No programa de humor chamado “Planeta dos Homens”, uma sátira brasileira do filme norte-americano, em um de seus mais famosos quadros, aparecia o macaco Sócrates lendo notícia importante de um grande jornal. Do tipo: “Diversos países já têm bomba com capacidade de destruir o Planeta Terra cem vezes”. Depois da leitura, ele levantava uma dúvida: “Mas se uma única bomba destrói a Terra toda, por que fabricar uma para destruir cem vezes?”.

Depois da leitura em voz alta, completava com o comentário que se transformou em gíria brasileira muito usada na época: “Não precisa explicar, eu só queria entender!”. E os telespectadores então ouviam o final em diversas vozes ritmadas: “O macaco está certo!”.

Tanto o filme de ficção científica quanto o programa humorístico de tevê realizaram importantes críticas sociais e políticas.
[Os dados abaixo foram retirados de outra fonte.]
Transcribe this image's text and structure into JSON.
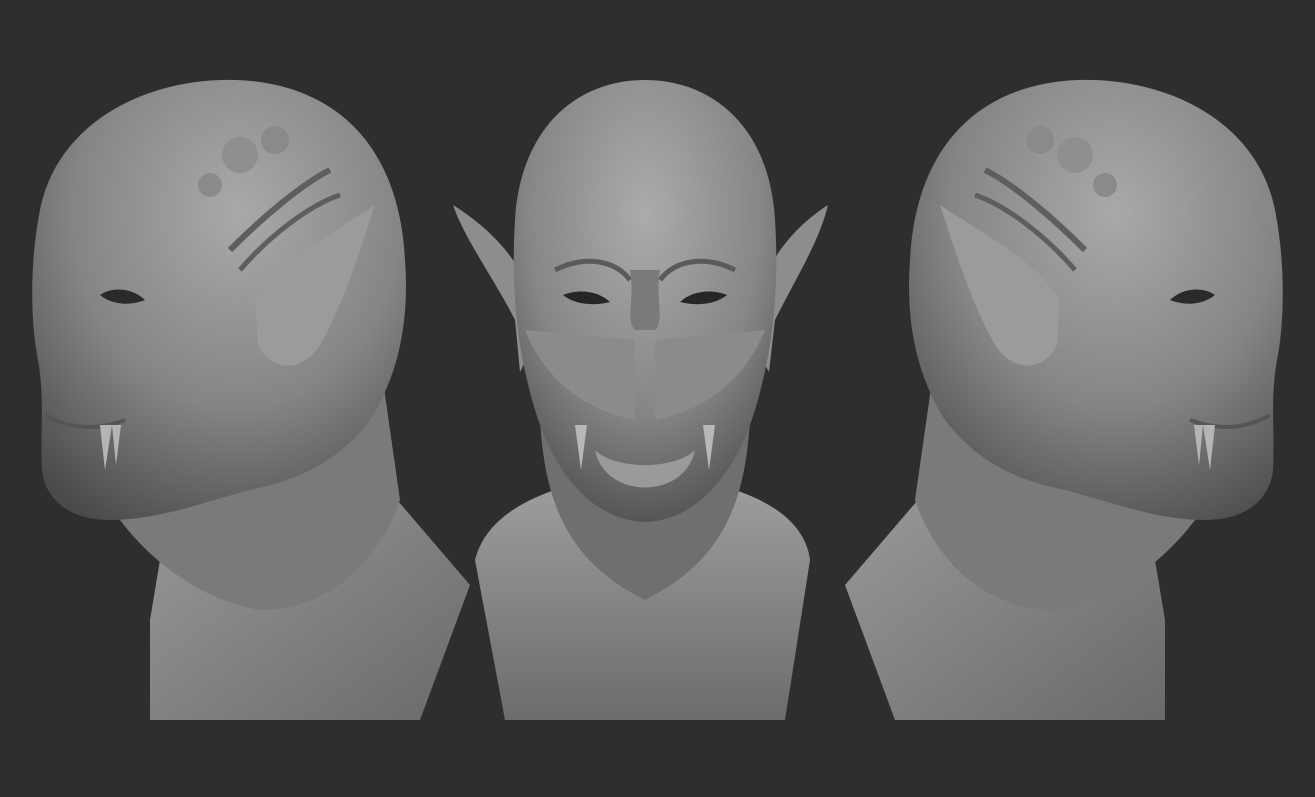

Causando exagerada desordem entre realidade e ficção científica, fazendo graça com sutileza, enviando chamados filosóficos.

Tenho lembrado com frequência do programa “Planeta dos Homens”, humor inspirado na ficção científica do filme “Planeta dos Macacos”, nesses tempos de direitos e deveres passando por desordem que tenho procurado entender. Especialmente pelas incontáveis perguntas que faço a mim mesma, cujas respostas repetem o jargão do macaco Sócrates: “Não precisa explicar, eu só queria entender”.